Abd El-Azim Shymaa, Lotfy Mohamed, Omr Ayman
Microbiology and Immunology Department, Faculty of Medicine, Molecular Genetics Laboratory, Zagazig University, Egypt.
Clin Lab. 2011;57(5-6):363-71.
Cervical cancer (CCA) is the 2nd most common cancer among women worldwide. For approximately 2 years now, CCA has been converted from an oncological disease to an infectious disease, almost certainly caused by Human papillomavirus (HPV). Development of effective vaccines against the virus has created considerable issue world-wide and has major implications for both primary and secondary prevention strategies.
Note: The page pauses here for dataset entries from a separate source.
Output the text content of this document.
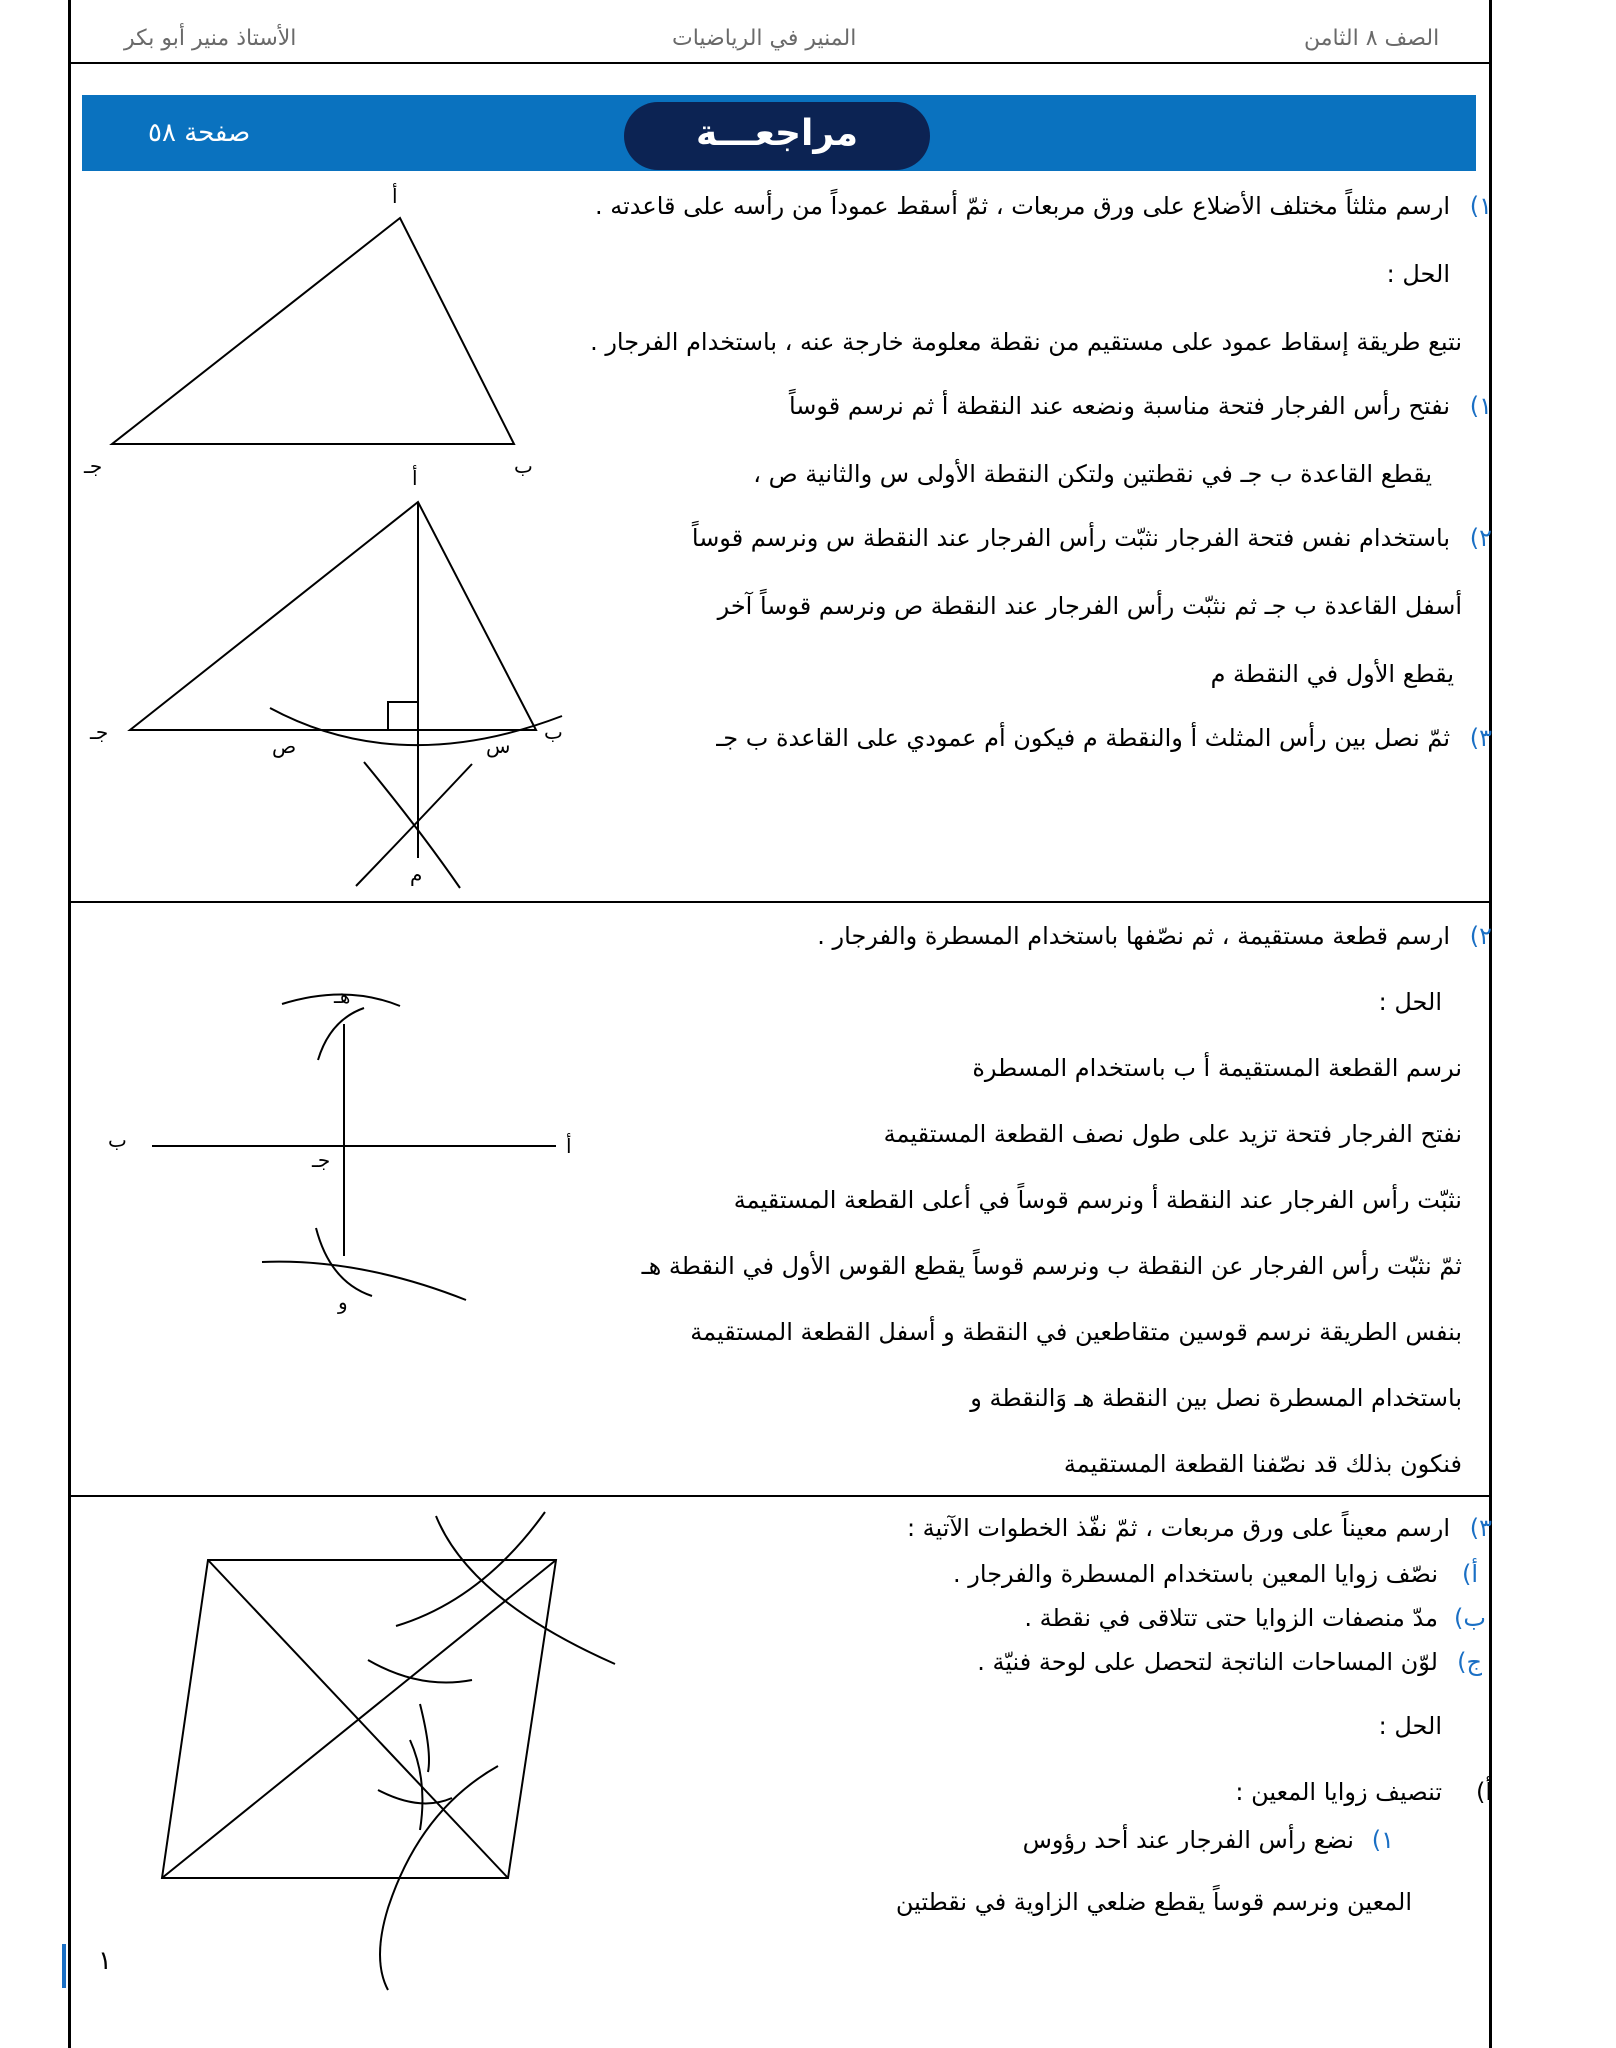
الأستاذ منير أبو بكر	المنير في الرياضيات	الصف ٨ الثامن
مراجعـــة
صفحة ٥٨
ارسم مثلثاً مختلف الأضلاع على ورق مربعات ، ثمّ أسقط عموداً من رأسه على قاعدته . ١)
الحل :
نتبع طريقة إسقاط عمود على مستقيم من نقطة معلومة خارجة عنه ، باستخدام الفرجار .
نفتح رأس الفرجار فتحة مناسبة ونضعه عند النقطة أ ثم نرسم قوساً ١)
يقطع القاعدة ب جـ في نقطتين ولتكن النقطة الأولى س والثانية ص ،
باستخدام نفس فتحة الفرجار نثبّت رأس الفرجار عند النقطة س ونرسم قوساً ٢)
أسفل القاعدة ب جـ ثم نثبّت رأس الفرجار عند النقطة ص ونرسم قوساً آخر
يقطع الأول في النقطة م
ثمّ نصل بين رأس المثلث أ والنقطة م فيكون أم عمودي على القاعدة ب جـ ٣)
ارسم قطعة مستقيمة ، ثم نصّفها باستخدام المسطرة والفرجار . ٢)
الحل :
نرسم القطعة المستقيمة أ ب باستخدام المسطرة
نفتح الفرجار فتحة تزيد على طول نصف القطعة المستقيمة
نثبّت رأس الفرجار عند النقطة أ ونرسم قوساً في أعلى القطعة المستقيمة
ثمّ نثبّت رأس الفرجار عن النقطة ب ونرسم قوساً يقطع القوس الأول في النقطة هـ
بنفس الطريقة نرسم قوسين متقاطعين في النقطة و أسفل القطعة المستقيمة
باستخدام المسطرة نصل بين النقطة هـ وَالنقطة و
فنكون بذلك قد نصّفنا القطعة المستقيمة
ارسم معيناً على ورق مربعات ، ثمّ نفّذ الخطوات الآتية : ٣)
نصّف زوايا المعين باستخدام المسطرة والفرجار . أ)
مدّ منصفات الزوايا حتى تتلاقى في نقطة . ب)
لوّن المساحات الناتجة لتحصل على لوحة فنيّة . ج)
الحل :
تنصيف زوايا المعين : أ)
نضع رأس الفرجار عند أحد رؤوس ١)
المعين ونرسم قوساً يقطع ضلعي الزاوية في نقطتين
أ
ب
جـ	أ
ب
جـ
س
ص
م
أ
ب
جـ
هـ
و
١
The objective of this study was to establish the prevalence and genotype distribution of HPV in preinvasive, cervical intraepithelial neoplasia (CIN II and III) and invasive CCA in Sharkia governorate, Egypt.
This study included 42 patients with CIN II and III, 30 patients with invasive CCA, and 45 controls who had undergone hysterectomy for any cause other than CCA. HPV detection and genotyping in cervical biopsies by Polymerase Chain Reaction (PCR) and Restriction Fragment Length Polymorphism (RFLP).
HPV DNA was detected in 85.7% (36/42) patients with CIN II and III. HPV genotypes were arranged in order of decreasing frequency as follows: HPV 16 being detected in 50.0% (21/42), HPV 45 in 143% (6/42) HPV 33 in 11.9% (5/42), HPV 18 in 9.5% (4/42) and HPV 31 in 7.1% (3/42) cases. In patients with invasive CCA, 93.3% (28/30) were positive for HPV DNA. In order of decreasing frequency, HPV genotypes were: HPV 16 being detected in 66.7% (20/30), HPV 18 in 16.7% (5/30), HPV 33 in 10.0% (3 /30) and both HPV 31 and HPV 45 in 6.7% (2/30) cases. About 13.3% invasive cervical cancer and 7.1% CIN II & III specimens exhibited multiple infections without significant difference (P > 0.05). HPV 16 and 33 infections show a higher risk for development of advanced stages of invasive CCA but without a statistically significant difference.
The high prevalence of HPV genotypes 16, 18, and 45 in Sharkia governorate, Egypt, deserves attention as it has important implications for the usefulness of vaccine in prevention of a significant proportion of CCA and the choice of diagnostic methods.
宫颈癌(CCA)是全球女性中第二常见的癌症。大约两年来,CCA已从一种肿瘤疾病转变为一种几乎可以肯定由人乳头瘤病毒(HPV)引起的传染病。针对该病毒的有效疫苗的研发在全球引发了诸多问题,并且对一级和二级预防策略都具有重要意义。本研究的目的是确定埃及谢赫村省宫颈上皮内瘤变(CIN II和III)及浸润性CCA的癌前病变中HPV的患病率和基因型分布。
本研究纳入了42例CIN II和III患者、30例浸润性CCA患者以及45例因CCA以外的任何原因接受子宫切除术的对照者。通过聚合酶链反应(PCR)和限制性片段长度多态性(RFLP)对宫颈活检组织进行HPV检测和基因分型。
在42例CIN II和III患者中,85.7%(36/42)检测到HPV DNA。HPV基因型按频率递减顺序排列如下:50.0%(21/42)检测到HPV 16,14.3%(6/42)检测到HPV 45,11.9%(5/42)检测到HPV 33,9.5%(4/42)检测到HPV 18,7.1%(3/42)检测到HPV 31。在浸润性CCA患者中,93.3%(28/30)HPV DNA呈阳性。HPV基因型按频率递减顺序为:66.7%(20/30)检测到HPV 16,16.7%(5/30)检测到HPV 18,10.0%(3/30)检测到HPV 33,6.7%(2/30)检测到HPV 31和HPV 45。约13.3%的浸润性宫颈癌和7.1%的CIN II和III标本显示多重感染,差异无统计学意义(P>0.05)。HPV 16和33感染显示浸润性CCA晚期发展风险较高,但无统计学显著差异。
埃及谢赫村省HPV 16、18和45基因型的高患病率值得关注,因为这对疫苗预防相当比例的CCA的有效性以及诊断方法的选择具有重要意义。